Germany may soon decide to abandon the Airbus A400M military transporter plane because of delays to Europe’s biggest military programme, a German magazine reported on Saturday.
Der Spiegel reported if Airbus does not soon explain whether and how it can solve the problems, German procurement officials would advise Defence Minister Franz Josef Jung to end the contract. The weekly quoted defence ministry sources.
adds a spokesman for the defence ministry said there was a continual dialogue going on with the company on the issue. “But there are no contractual negotiations,” he said.
Britain and Germany have expressed anger over delays, which include problems with its massive engines. Last week, a British parliamentary panel urged Britain to consider abandoning the plane due to the delays.
Commissioned by seven European NATO countries in 2003 at a record cost of €20 billion, the A400M was originally billed as Europe’s most ambitious cross-border arms procurement.
The founding nations — Britain, France, Germany, Spain, Belgium, Luxembourg and Turkey — ordered 180 planes. A further 12 were earmarked for export to Malaysia and South Africa.
A French Senate report published last month noted Europe could walk away from the project as early as next month as the development and production contract signed on their behalf in 2003 contained a cancellation clause should the aircraft not fly by April.
Der Spiegel said German defence officials expect French President Nicolas Sarkozy to urge German Chancellor Angela Merkel to keep Germany’s commitment to the transporter.
Reuters Thursday reported
the Commons Defence Committee said in a report the government should weigh other options besides the A400M for supplying air transport to combat zones like Afghanistan.

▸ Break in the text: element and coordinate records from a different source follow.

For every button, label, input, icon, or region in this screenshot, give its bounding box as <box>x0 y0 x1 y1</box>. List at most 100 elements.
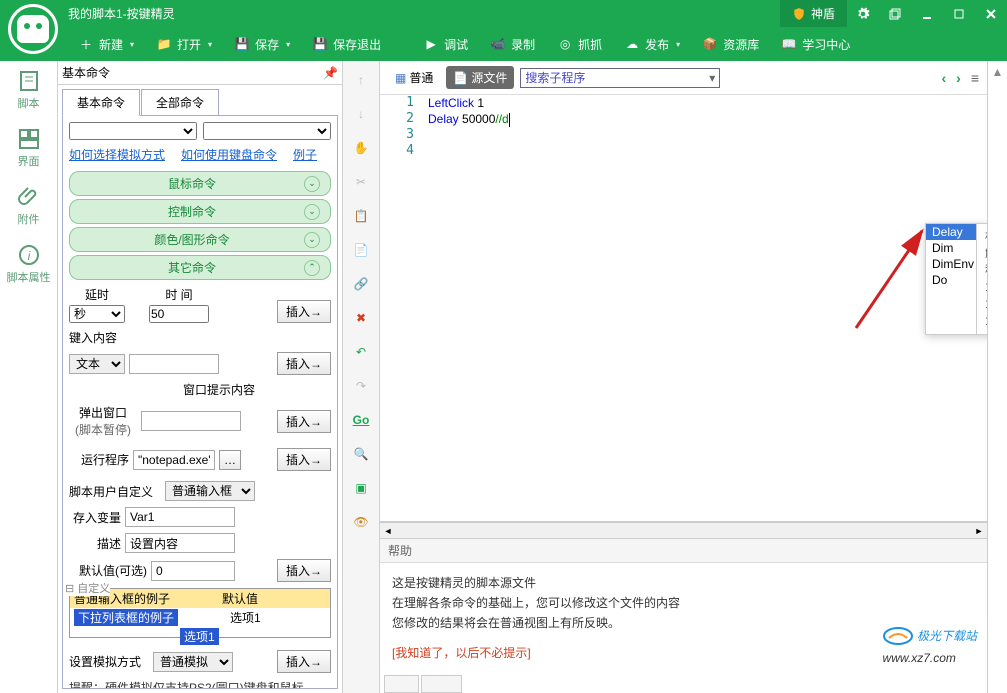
menu-record[interactable]: 📹录制 <box>480 32 545 57</box>
tool-box-icon[interactable]: ▣ <box>350 477 372 499</box>
popup-input[interactable] <box>141 411 241 431</box>
tool-go-icon[interactable]: Go <box>350 409 372 431</box>
nav-menu-icon[interactable]: ≡ <box>971 70 979 86</box>
tool-redo-icon[interactable]: ↷ <box>350 375 372 397</box>
popup-sub: (脚本暂停) <box>75 423 131 437</box>
help-line: 这是按键精灵的脚本源文件 <box>392 573 975 593</box>
intel-item-dimenv[interactable]: DimEnv <box>926 256 976 272</box>
intel-item-dim[interactable]: Dim <box>926 240 976 256</box>
menu-grab[interactable]: ◎抓抓 <box>547 32 612 57</box>
keycontent-label: 键入内容 <box>69 331 117 345</box>
save-exit-icon: 💾 <box>312 36 328 52</box>
menu-learn[interactable]: 📖学习中心 <box>771 32 860 57</box>
h-scrollbar[interactable]: ◄► <box>380 522 987 538</box>
insert-userdef[interactable]: 插入→ <box>277 559 331 582</box>
menu-publish[interactable]: ☁发布▾ <box>614 32 690 57</box>
acc-other[interactable]: 其它命令⌃ <box>69 255 331 280</box>
tool-link-icon[interactable]: 🔗 <box>350 273 372 295</box>
acc-control[interactable]: 控制命令⌄ <box>69 199 331 224</box>
menu-debug[interactable]: ▶调试 <box>413 32 478 57</box>
custom-tree[interactable]: ⊟ 自定义 普通输入框的例子默认值 下拉列表框的例子选项1 选项1 <box>69 588 331 638</box>
chevron-down-icon: ⌄ <box>304 204 320 220</box>
keycontent-type[interactable]: 文本 <box>69 354 125 374</box>
time-input[interactable] <box>149 305 209 323</box>
sim-sel[interactable]: 普通模拟 <box>153 652 233 672</box>
brand-watermark: 极光下载站www.xz7.com <box>883 624 977 668</box>
insert-keycontent[interactable]: 插入→ <box>277 352 331 375</box>
time-label: 时 间 <box>149 286 209 303</box>
tool-paste-icon[interactable]: 📄 <box>350 239 372 261</box>
savevar-input[interactable] <box>125 507 235 527</box>
left-sidebar: 脚本 界面 附件 i脚本属性 <box>0 61 58 693</box>
link-example[interactable]: 例子 <box>293 146 317 163</box>
tool-copy-icon[interactable]: 📋 <box>350 205 372 227</box>
view-normal[interactable]: ▦普通 <box>388 66 440 89</box>
tool-down-icon[interactable]: ↓ <box>350 103 372 125</box>
target-icon: ◎ <box>557 36 573 52</box>
link-keyboard[interactable]: 如何使用键盘命令 <box>181 146 277 163</box>
sidebar-attach[interactable]: 附件 <box>0 177 57 235</box>
tool-undo-icon[interactable]: ↶ <box>350 341 372 363</box>
annotation-arrow <box>854 223 934 333</box>
sidebar-props[interactable]: i脚本属性 <box>0 235 57 293</box>
topmenu: ＋新建▾ 📁打开▾ 💾保存▾ 💾保存退出 ▶调试 📹录制 ◎抓抓 ☁发布▾ 📦资… <box>0 27 1007 61</box>
window-title: 我的脚本1-按键精灵 <box>68 5 175 22</box>
acc-color[interactable]: 颜色/图形命令⌄ <box>69 227 331 252</box>
help-dismiss[interactable]: [我知道了，以后不必提示] <box>392 646 531 660</box>
tool-bug-icon[interactable]: ✖ <box>350 307 372 329</box>
sidebar-script[interactable]: 脚本 <box>0 61 57 119</box>
play-icon: ▶ <box>423 36 439 52</box>
insert-sim[interactable]: 插入→ <box>277 650 331 673</box>
menu-open[interactable]: 📁打开▾ <box>146 32 222 57</box>
insert-delay[interactable]: 插入→ <box>277 300 331 323</box>
insert-run[interactable]: 插入→ <box>277 448 331 471</box>
chevron-up-icon: ⌃ <box>304 260 320 276</box>
run-input[interactable] <box>133 450 215 470</box>
pin-icon[interactable]: 📌 <box>323 66 338 80</box>
tool-cut-icon[interactable]: ✂ <box>350 171 372 193</box>
delay-unit[interactable]: 秒 <box>69 305 125 323</box>
code-editor[interactable]: 1234 LeftClick 1 Delay 50000//d Delay Di… <box>380 95 987 522</box>
settings-icon[interactable] <box>847 0 879 27</box>
bottom-tab-1[interactable] <box>384 675 419 693</box>
nav-prev-icon[interactable]: ‹ <box>941 70 946 86</box>
view-source[interactable]: 📄源文件 <box>446 66 514 89</box>
maximize-icon[interactable] <box>943 0 975 27</box>
browse-button[interactable]: … <box>219 450 241 470</box>
link-sim-mode[interactable]: 如何选择模拟方式 <box>69 146 165 163</box>
cmd-combo-2[interactable] <box>203 122 331 140</box>
acc-mouse[interactable]: 鼠标命令⌄ <box>69 171 331 196</box>
search-subroutine[interactable]: 搜索子程序▾ <box>520 68 720 88</box>
intellisense-desc: 格式：Delay (延时) 解释：脚本暂停执行一段时间。(延时)里面填写"毫秒"… <box>976 224 987 334</box>
cmd-combo-1[interactable] <box>69 122 197 140</box>
minimize-icon[interactable] <box>911 0 943 27</box>
sidebar-ui[interactable]: 界面 <box>0 119 57 177</box>
app-logo <box>8 4 58 54</box>
keycontent-input[interactable] <box>129 354 219 374</box>
menu-save-exit[interactable]: 💾保存退出 <box>302 32 391 57</box>
intel-item-delay[interactable]: Delay <box>926 224 976 240</box>
nav-next-icon[interactable]: › <box>956 70 961 86</box>
intellisense-list[interactable]: Delay Dim DimEnv Do <box>926 224 976 334</box>
rail-up-icon[interactable]: ▲ <box>989 63 1007 81</box>
savevar-label: 存入变量 <box>69 509 121 526</box>
menu-resources[interactable]: 📦资源库 <box>692 32 769 57</box>
intel-item-do[interactable]: Do <box>926 272 976 288</box>
close-icon[interactable] <box>975 0 1007 27</box>
userdef-sel[interactable]: 普通输入框 <box>165 481 255 501</box>
menu-save[interactable]: 💾保存▾ <box>224 32 300 57</box>
tab-basic[interactable]: 基本命令 <box>62 89 140 116</box>
menu-new[interactable]: ＋新建▾ <box>68 32 144 57</box>
tool-up-icon[interactable]: ↑ <box>350 69 372 91</box>
insert-popup[interactable]: 插入→ <box>277 410 331 433</box>
bottom-tab-2[interactable] <box>421 675 462 693</box>
tool-hand-icon[interactable]: ✋ <box>350 137 372 159</box>
tool-eye-icon[interactable]: 👁 <box>350 511 372 533</box>
tab-all[interactable]: 全部命令 <box>141 89 219 116</box>
popup-hint-label: 窗口提示内容 <box>183 383 255 397</box>
restore-icon[interactable] <box>879 0 911 27</box>
desc-input[interactable] <box>125 533 235 553</box>
shield-button[interactable]: 神盾 <box>780 0 847 27</box>
defval-input[interactable] <box>151 561 235 581</box>
tool-find-icon[interactable]: 🔍 <box>350 443 372 465</box>
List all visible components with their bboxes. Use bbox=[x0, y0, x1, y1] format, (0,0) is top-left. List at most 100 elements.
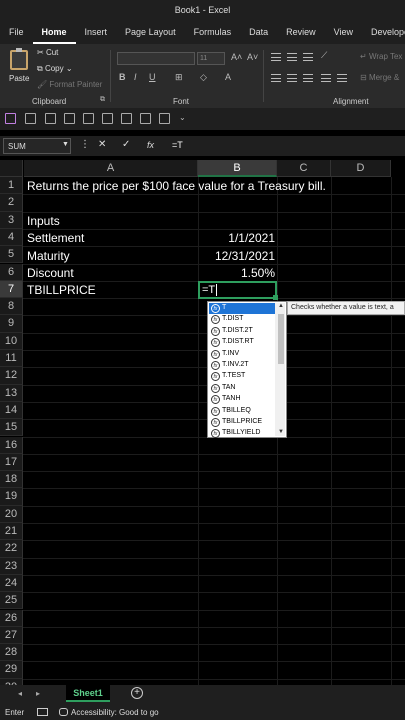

“It is extremely serious that the A400M transport aircraft programme, which is to provide much needed new tactical and strategic airlift for our armed forces, is now running two years late and further delays cannot be ruled out,” the report said.
The aircraft has been hit by delays including problems with its massive engines, the largest turbo-props built in the West and designed for steep landings on debris-strewn dirt strips.
“Once the extent of the delay to the A400M programme is confirmed, the MoD (Ministry of Defence) needs to decide whether it considers the programme to be so delayed that abandonment would be preferable, and to take timely decisions either to procure or lease other airlift assets so that a capability gap in air transport does not develop,” Thursday’s report said.
The committee’s findings are the second parliamentary assault on the A400M in as many weeks after the French Senate called for European leaders to step in to resolve the delays, which it described as a threat to European defence interests.
The UK report also criticised other projects, including the Nimrod MRA4 sea patrol plane developed by BAE Systems, which is now 6 years behind schedule, and stop-start plans to build 3000 armoured vehicles which it described as a “fiasco.”
It said a decision to delay two new aircraft carriers by 1-2 years, just 6 months after ordering them, was “very strange” and urged the government to justify claims it would not cost money.
However the most keenly awaited findings concerned the A400M, coming days after Airbus announced a management shake-up.
Airbus parent EADS, facing severe penalties for late delivery, has called for a renegotiation of the contract, saying the plane is more complicated than first thought and hinting that political interference stymied development. It has meanwhile suspended the maiden flight indefinitely.
Britain’s arms procurement minister Quentin Davies told Reuters last month he did not exclude any options on the A400M.
Britain has ordered 25 of the planes worth an estimated £100 million pounds each.
Its military chiefs are considering whether to prolong the life of Lockheed Martin C130 Hercules transporters, redeploy converted passenger aircraft to ferry troops to the Middle East or buy extra C-17 jumbolifters from Boeing.
Industry sources say there is a debate over whether Britain or others could pull out of the A400M even if they wanted to.
Britain and the other European buyers signed up to a single commercial-style contract through pan-European procurement agency OCCAR in a bid to combine their clout and reduce cost.
Sources close to the project argue the mechanism means the seven founders must stay in or pull out together, though each could decide to cancel orders for individual aircraft.